Villiger Kaspar · Bundesrat · 2002-11-28
Villiger Kaspar · Bundesrat · Luzern · 2002-11-28
Wortprotokoll
Ich habe schon vorhin erklärt, dass ich der Meinung bin, man müsse hier dem Ständerat zustimmen. Wäre da nicht das Problem der Entlastung bei den Kinderprämien, dann wäre ich gesamthaft gesehen auch der Meinung, man sollte der Mehrheit zustimmen. Aber nachdem wir in dieser Finanzlage sind und bei den kinderreichen Familien in Bezug auf die Krankenkassenprämien etwas tun möchten, tut eine vernetzte Betrachtungsweise des Problems Not. Ich glaube, Sie sollten hier auch auf die gesamte Finanzlage des Bundes Rücksicht nehmen.

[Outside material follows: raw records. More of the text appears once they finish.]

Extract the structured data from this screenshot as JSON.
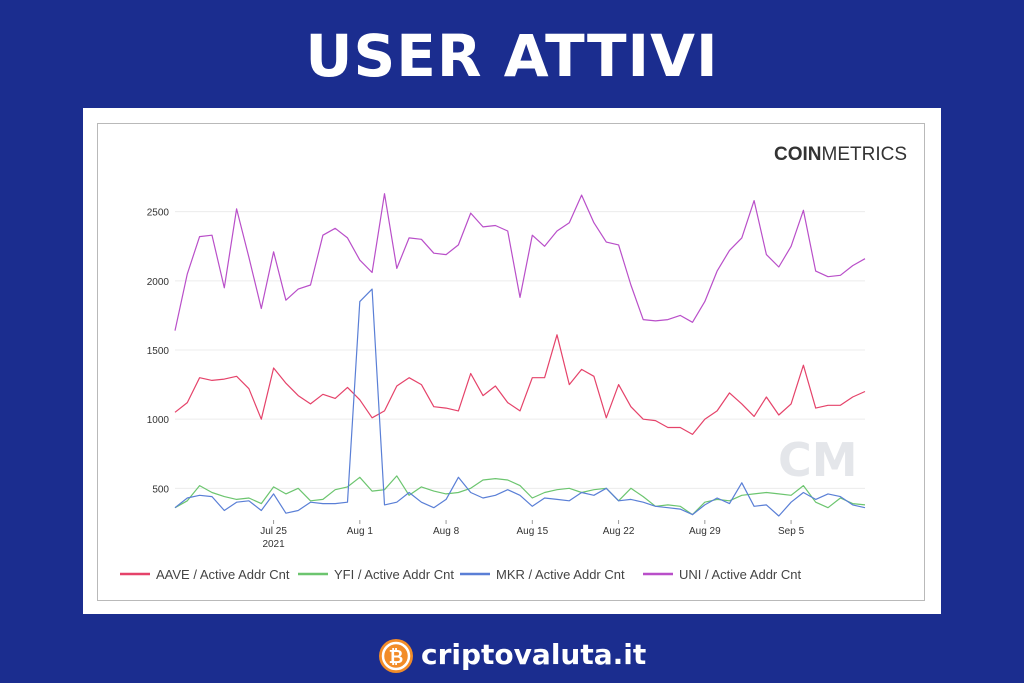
{
  "header": {
    "title": "USER ATTIVI"
  },
  "brand": {
    "chart_brand_bold": "COIN",
    "chart_brand_light": "METRICS",
    "site_name": "criptovaluta.it"
  },
  "colors": {
    "background": "#1b2d8f",
    "aave": "#e5436a",
    "yfi": "#6cc56f",
    "mkr": "#5a7fd6",
    "uni": "#b94fc9",
    "coin": "#f28c28"
  },
  "chart_data": {
    "type": "line",
    "title": "",
    "xlabel": "",
    "ylabel": "",
    "x": [
      "2021-07-17",
      "2021-07-18",
      "2021-07-19",
      "2021-07-20",
      "2021-07-21",
      "2021-07-22",
      "2021-07-23",
      "2021-07-24",
      "2021-07-25",
      "2021-07-26",
      "2021-07-27",
      "2021-07-28",
      "2021-07-29",
      "2021-07-30",
      "2021-07-31",
      "2021-08-01",
      "2021-08-02",
      "2021-08-03",
      "2021-08-04",
      "2021-08-05",
      "2021-08-06",
      "2021-08-07",
      "2021-08-08",
      "2021-08-09",
      "2021-08-10",
      "2021-08-11",
      "2021-08-12",
      "2021-08-13",
      "2021-08-14",
      "2021-08-15",
      "2021-08-16",
      "2021-08-17",
      "2021-08-18",
      "2021-08-19",
      "2021-08-20",
      "2021-08-21",
      "2021-08-22",
      "2021-08-23",
      "2021-08-24",
      "2021-08-25",
      "2021-08-26",
      "2021-08-27",
      "2021-08-28",
      "2021-08-29",
      "2021-08-30",
      "2021-08-31",
      "2021-09-01",
      "2021-09-02",
      "2021-09-03",
      "2021-09-04",
      "2021-09-05",
      "2021-09-06",
      "2021-09-07",
      "2021-09-08",
      "2021-09-09",
      "2021-09-10",
      "2021-09-11"
    ],
    "x_ticks": [
      {
        "x": "2021-07-25",
        "label": "Jul 25",
        "sublabel": "2021"
      },
      {
        "x": "2021-08-01",
        "label": "Aug 1",
        "sublabel": ""
      },
      {
        "x": "2021-08-08",
        "label": "Aug 8",
        "sublabel": ""
      },
      {
        "x": "2021-08-15",
        "label": "Aug 15",
        "sublabel": ""
      },
      {
        "x": "2021-08-22",
        "label": "Aug 22",
        "sublabel": ""
      },
      {
        "x": "2021-08-29",
        "label": "Aug 29",
        "sublabel": ""
      },
      {
        "x": "2021-09-05",
        "label": "Sep 5",
        "sublabel": ""
      }
    ],
    "y_ticks": [
      500,
      1000,
      1500,
      2000,
      2500
    ],
    "ylim": [
      300,
      2700
    ],
    "grid": true,
    "legend_position": "bottom",
    "series": [
      {
        "name": "AAVE / Active Addr Cnt",
        "color": "#e5436a",
        "values": [
          1050,
          1120,
          1300,
          1280,
          1290,
          1310,
          1220,
          1000,
          1370,
          1260,
          1170,
          1110,
          1180,
          1150,
          1230,
          1140,
          1010,
          1060,
          1240,
          1300,
          1250,
          1090,
          1080,
          1060,
          1330,
          1170,
          1240,
          1120,
          1060,
          1300,
          1300,
          1610,
          1250,
          1360,
          1310,
          1010,
          1250,
          1090,
          1000,
          990,
          940,
          940,
          890,
          1000,
          1060,
          1190,
          1110,
          1020,
          1160,
          1030,
          1110,
          1390,
          1080,
          1100,
          1100,
          1160,
          1200
        ]
      },
      {
        "name": "YFI / Active Addr Cnt",
        "color": "#6cc56f",
        "values": [
          360,
          410,
          520,
          470,
          440,
          420,
          430,
          390,
          510,
          460,
          500,
          410,
          420,
          490,
          510,
          580,
          480,
          490,
          590,
          450,
          510,
          480,
          460,
          470,
          500,
          560,
          570,
          560,
          520,
          430,
          470,
          490,
          500,
          470,
          490,
          500,
          410,
          500,
          440,
          370,
          380,
          370,
          310,
          400,
          420,
          410,
          450,
          460,
          470,
          460,
          450,
          520,
          400,
          360,
          430,
          390,
          380
        ]
      },
      {
        "name": "MKR / Active Addr Cnt",
        "color": "#5a7fd6",
        "values": [
          360,
          430,
          450,
          440,
          340,
          400,
          410,
          340,
          460,
          320,
          340,
          400,
          390,
          390,
          400,
          1850,
          1940,
          380,
          400,
          470,
          400,
          360,
          420,
          580,
          470,
          430,
          450,
          490,
          450,
          370,
          430,
          420,
          410,
          470,
          450,
          500,
          410,
          420,
          400,
          370,
          360,
          350,
          310,
          380,
          430,
          390,
          540,
          370,
          380,
          300,
          400,
          470,
          420,
          460,
          440,
          380,
          360
        ]
      },
      {
        "name": "UNI / Active Addr Cnt",
        "color": "#b94fc9",
        "values": [
          1640,
          2050,
          2320,
          2330,
          1950,
          2520,
          2170,
          1800,
          2210,
          1860,
          1940,
          1970,
          2330,
          2380,
          2310,
          2150,
          2060,
          2630,
          2090,
          2310,
          2300,
          2200,
          2190,
          2260,
          2490,
          2390,
          2400,
          2360,
          1880,
          2330,
          2250,
          2360,
          2420,
          2620,
          2420,
          2280,
          2260,
          1970,
          1720,
          1710,
          1720,
          1750,
          1700,
          1850,
          2070,
          2220,
          2310,
          2580,
          2190,
          2100,
          2250,
          2510,
          2070,
          2030,
          2040,
          2110,
          2160
        ]
      }
    ]
  }
}
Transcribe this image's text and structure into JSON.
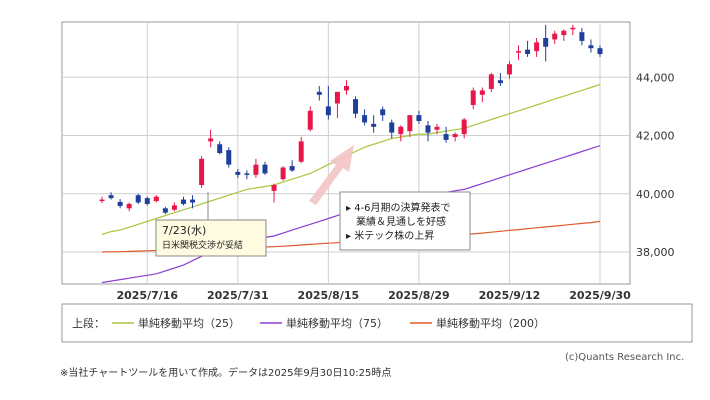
{
  "chart_data": {
    "type": "candlestick",
    "x_tick_labels": [
      "2025/7/16",
      "2025/7/31",
      "2025/8/15",
      "2025/8/29",
      "2025/9/12",
      "2025/9/30"
    ],
    "y_ticks": [
      38000,
      40000,
      42000,
      44000
    ],
    "y_tick_labels": [
      "38,000",
      "40,000",
      "42,000",
      "44,000"
    ],
    "ylim": [
      36900,
      45900
    ],
    "grid": true,
    "up_color": "#e8174a",
    "down_color": "#1f3f9a",
    "candles": [
      {
        "date": "2025/7/9",
        "o": 39750,
        "h": 39900,
        "l": 39680,
        "c": 39800
      },
      {
        "date": "2025/7/10",
        "o": 39950,
        "h": 40050,
        "l": 39800,
        "c": 39850
      },
      {
        "date": "2025/7/11",
        "o": 39720,
        "h": 39820,
        "l": 39500,
        "c": 39580
      },
      {
        "date": "2025/7/14",
        "o": 39500,
        "h": 39700,
        "l": 39400,
        "c": 39650
      },
      {
        "date": "2025/7/15",
        "o": 39950,
        "h": 40000,
        "l": 39650,
        "c": 39700
      },
      {
        "date": "2025/7/16",
        "o": 39850,
        "h": 39900,
        "l": 39600,
        "c": 39650
      },
      {
        "date": "2025/7/17",
        "o": 39750,
        "h": 39950,
        "l": 39700,
        "c": 39900
      },
      {
        "date": "2025/7/18",
        "o": 39500,
        "h": 39550,
        "l": 39300,
        "c": 39350
      },
      {
        "date": "2025/7/22",
        "o": 39450,
        "h": 39700,
        "l": 39400,
        "c": 39600
      },
      {
        "date": "2025/7/23",
        "o": 39800,
        "h": 39900,
        "l": 39600,
        "c": 39650
      },
      {
        "date": "2025/7/24",
        "o": 39800,
        "h": 39950,
        "l": 39500,
        "c": 39700
      },
      {
        "date": "2025/7/25",
        "o": 40300,
        "h": 41300,
        "l": 40200,
        "c": 41200
      },
      {
        "date": "2025/7/28",
        "o": 41800,
        "h": 42200,
        "l": 41600,
        "c": 41900
      },
      {
        "date": "2025/7/29",
        "o": 41700,
        "h": 41800,
        "l": 41350,
        "c": 41400
      },
      {
        "date": "2025/7/30",
        "o": 41500,
        "h": 41600,
        "l": 40900,
        "c": 41000
      },
      {
        "date": "2025/7/31",
        "o": 40750,
        "h": 40850,
        "l": 40550,
        "c": 40650
      },
      {
        "date": "2025/8/1",
        "o": 40700,
        "h": 40800,
        "l": 40500,
        "c": 40650
      },
      {
        "date": "2025/8/4",
        "o": 40650,
        "h": 41200,
        "l": 40550,
        "c": 41000
      },
      {
        "date": "2025/8/5",
        "o": 41000,
        "h": 41100,
        "l": 40650,
        "c": 40700
      },
      {
        "date": "2025/8/6",
        "o": 40100,
        "h": 40350,
        "l": 39700,
        "c": 40300
      },
      {
        "date": "2025/8/7",
        "o": 40500,
        "h": 40950,
        "l": 40450,
        "c": 40900
      },
      {
        "date": "2025/8/8",
        "o": 40950,
        "h": 41150,
        "l": 40750,
        "c": 40800
      },
      {
        "date": "2025/8/12",
        "o": 41100,
        "h": 41950,
        "l": 41050,
        "c": 41800
      },
      {
        "date": "2025/8/13",
        "o": 42200,
        "h": 43000,
        "l": 42150,
        "c": 42850
      },
      {
        "date": "2025/8/14",
        "o": 43500,
        "h": 43700,
        "l": 43200,
        "c": 43400
      },
      {
        "date": "2025/8/15",
        "o": 43000,
        "h": 43700,
        "l": 42550,
        "c": 42700
      },
      {
        "date": "2025/8/18",
        "o": 43100,
        "h": 43500,
        "l": 42600,
        "c": 43500
      },
      {
        "date": "2025/8/19",
        "o": 43550,
        "h": 43900,
        "l": 43400,
        "c": 43700
      },
      {
        "date": "2025/8/20",
        "o": 43250,
        "h": 43350,
        "l": 42600,
        "c": 42750
      },
      {
        "date": "2025/8/21",
        "o": 42700,
        "h": 42900,
        "l": 42350,
        "c": 42450
      },
      {
        "date": "2025/8/22",
        "o": 42400,
        "h": 42700,
        "l": 42100,
        "c": 42300
      },
      {
        "date": "2025/8/25",
        "o": 42900,
        "h": 43000,
        "l": 42500,
        "c": 42700
      },
      {
        "date": "2025/8/26",
        "o": 42450,
        "h": 42550,
        "l": 41900,
        "c": 42100
      },
      {
        "date": "2025/8/27",
        "o": 42050,
        "h": 42350,
        "l": 41800,
        "c": 42300
      },
      {
        "date": "2025/8/28",
        "o": 42150,
        "h": 42700,
        "l": 41950,
        "c": 42700
      },
      {
        "date": "2025/8/29",
        "o": 42700,
        "h": 42850,
        "l": 42400,
        "c": 42500
      },
      {
        "date": "2025/9/1",
        "o": 42350,
        "h": 42500,
        "l": 41800,
        "c": 42100
      },
      {
        "date": "2025/9/2",
        "o": 42200,
        "h": 42400,
        "l": 42050,
        "c": 42300
      },
      {
        "date": "2025/9/3",
        "o": 42050,
        "h": 42300,
        "l": 41750,
        "c": 41850
      },
      {
        "date": "2025/9/4",
        "o": 41950,
        "h": 42100,
        "l": 41800,
        "c": 42050
      },
      {
        "date": "2025/9/5",
        "o": 42050,
        "h": 42600,
        "l": 41900,
        "c": 42550
      },
      {
        "date": "2025/9/8",
        "o": 43050,
        "h": 43650,
        "l": 42900,
        "c": 43550
      },
      {
        "date": "2025/9/9",
        "o": 43400,
        "h": 43650,
        "l": 43150,
        "c": 43550
      },
      {
        "date": "2025/9/10",
        "o": 43600,
        "h": 44150,
        "l": 43500,
        "c": 44100
      },
      {
        "date": "2025/9/11",
        "o": 43900,
        "h": 44150,
        "l": 43700,
        "c": 43800
      },
      {
        "date": "2025/9/12",
        "o": 44100,
        "h": 44550,
        "l": 43950,
        "c": 44450
      },
      {
        "date": "2025/9/16",
        "o": 44850,
        "h": 45100,
        "l": 44600,
        "c": 44900
      },
      {
        "date": "2025/9/17",
        "o": 44950,
        "h": 45250,
        "l": 44700,
        "c": 44800
      },
      {
        "date": "2025/9/18",
        "o": 44900,
        "h": 45350,
        "l": 44700,
        "c": 45200
      },
      {
        "date": "2025/9/19",
        "o": 45350,
        "h": 45800,
        "l": 44550,
        "c": 45050
      },
      {
        "date": "2025/9/22",
        "o": 45300,
        "h": 45600,
        "l": 45150,
        "c": 45500
      },
      {
        "date": "2025/9/24",
        "o": 45450,
        "h": 45650,
        "l": 45250,
        "c": 45600
      },
      {
        "date": "2025/9/25",
        "o": 45650,
        "h": 45800,
        "l": 45450,
        "c": 45700
      },
      {
        "date": "2025/9/26",
        "o": 45550,
        "h": 45700,
        "l": 45100,
        "c": 45250
      },
      {
        "date": "2025/9/29",
        "o": 45100,
        "h": 45300,
        "l": 44850,
        "c": 45000
      },
      {
        "date": "2025/9/30",
        "o": 45000,
        "h": 45100,
        "l": 44700,
        "c": 44800
      }
    ],
    "moving_averages": [
      {
        "name": "単純移動平均（25）",
        "color": "#a8c63c",
        "values": [
          38600,
          38700,
          38750,
          38850,
          38950,
          39050,
          39150,
          39250,
          39350,
          39450,
          39550,
          39650,
          39750,
          39850,
          39950,
          40050,
          40150,
          40200,
          40250,
          40300,
          40400,
          40500,
          40600,
          40700,
          40850,
          41000,
          41150,
          41300,
          41450,
          41600,
          41700,
          41800,
          41900,
          41950,
          42000,
          42050,
          42050,
          42100,
          42150,
          42200,
          42250,
          42350,
          42450,
          42550,
          42650,
          42750,
          42850,
          42950,
          43050,
          43150,
          43250,
          43350,
          43450,
          43550,
          43650,
          43750
        ]
      },
      {
        "name": "単純移動平均（75）",
        "color": "#8a3fd1",
        "values": [
          36950,
          37000,
          37050,
          37100,
          37150,
          37200,
          37250,
          37350,
          37450,
          37550,
          37700,
          37850,
          38000,
          38100,
          38200,
          38300,
          38400,
          38450,
          38500,
          38550,
          38650,
          38750,
          38850,
          38950,
          39050,
          39150,
          39250,
          39350,
          39450,
          39550,
          39650,
          39700,
          39750,
          39800,
          39850,
          39900,
          39950,
          40000,
          40050,
          40100,
          40150,
          40250,
          40350,
          40450,
          40550,
          40650,
          40750,
          40850,
          40950,
          41050,
          41150,
          41250,
          41350,
          41450,
          41550,
          41650
        ]
      },
      {
        "name": "単純移動平均（200）",
        "color": "#e05a2b",
        "values": [
          38000,
          38005,
          38010,
          38020,
          38030,
          38040,
          38050,
          38060,
          38070,
          38080,
          38090,
          38100,
          38110,
          38120,
          38130,
          38140,
          38150,
          38160,
          38170,
          38180,
          38200,
          38220,
          38240,
          38260,
          38280,
          38300,
          38320,
          38340,
          38360,
          38380,
          38400,
          38420,
          38440,
          38460,
          38480,
          38500,
          38520,
          38540,
          38560,
          38580,
          38600,
          38620,
          38650,
          38680,
          38710,
          38740,
          38770,
          38800,
          38830,
          38860,
          38890,
          38920,
          38950,
          38980,
          39010,
          39050
        ]
      }
    ],
    "legend_prefix": "上段：",
    "annotations": [
      {
        "lines": [
          "7/23(水)",
          "日米関税交渉が妥結"
        ]
      },
      {
        "lines": [
          "▸ 4-6月期の決算発表で",
          "　業績＆見通しを好感",
          "▸ 米テック株の上昇"
        ]
      }
    ]
  },
  "footnote": "※当社チャートツールを用いて作成。データは2025年9月30日10:25時点",
  "copyright": "(c)Quants Research Inc."
}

Wir haben im Bundesrat nicht zuletzt deswegen ein Teilsplitting und nicht ein Vollsplitting gewählt - Sie haben das dann akzeptiert -, um etwas mehr Raum für Kinderabzüge zu bekommen. Es wird dann etwas billiger, weil die Einverdienerehepaare etwas weniger entlastet werden. Das haben wir eingesetzt, und dank der Zustimmung des Ständerates zur Fassung des Bundesrates wird doch ein beachtlicher Sprung von 5600 auf 9300 Franken möglich.(Auf der Tribüne kreischt ein Kind) Sie hören, da ist ein Kind, das sich schon über die Kinderabzüge freut! (Heiterkeit) Das sind die Zahlen für die einjährige Veranlagung; auf Ihrer Fahne haben Sie jene für die zweijährige Veranlagung. Wenn Sie also dem Ständerat zustimmen, können Sie einen Teil der 150 Millionen, etwa 110 Millionen, wieder hereinholen. Sie sind über den Betreuungsabzug hinweggegangen. Ich habe ein gewisses Verständnis dafür, dass man dort etwas mehr machen will - die Betreuung eines Kindes kostet natürlich einiges mehr als 4400 Franken; das ist der Abzug, den der Bundesrat vorgeschlagen hat -, obschon dort noch 40 Millionen zu holen wären. Aber gestützt auf diese vernetzte Denkweise empfehle ich Ihnen, dem Ständerat zu folgen.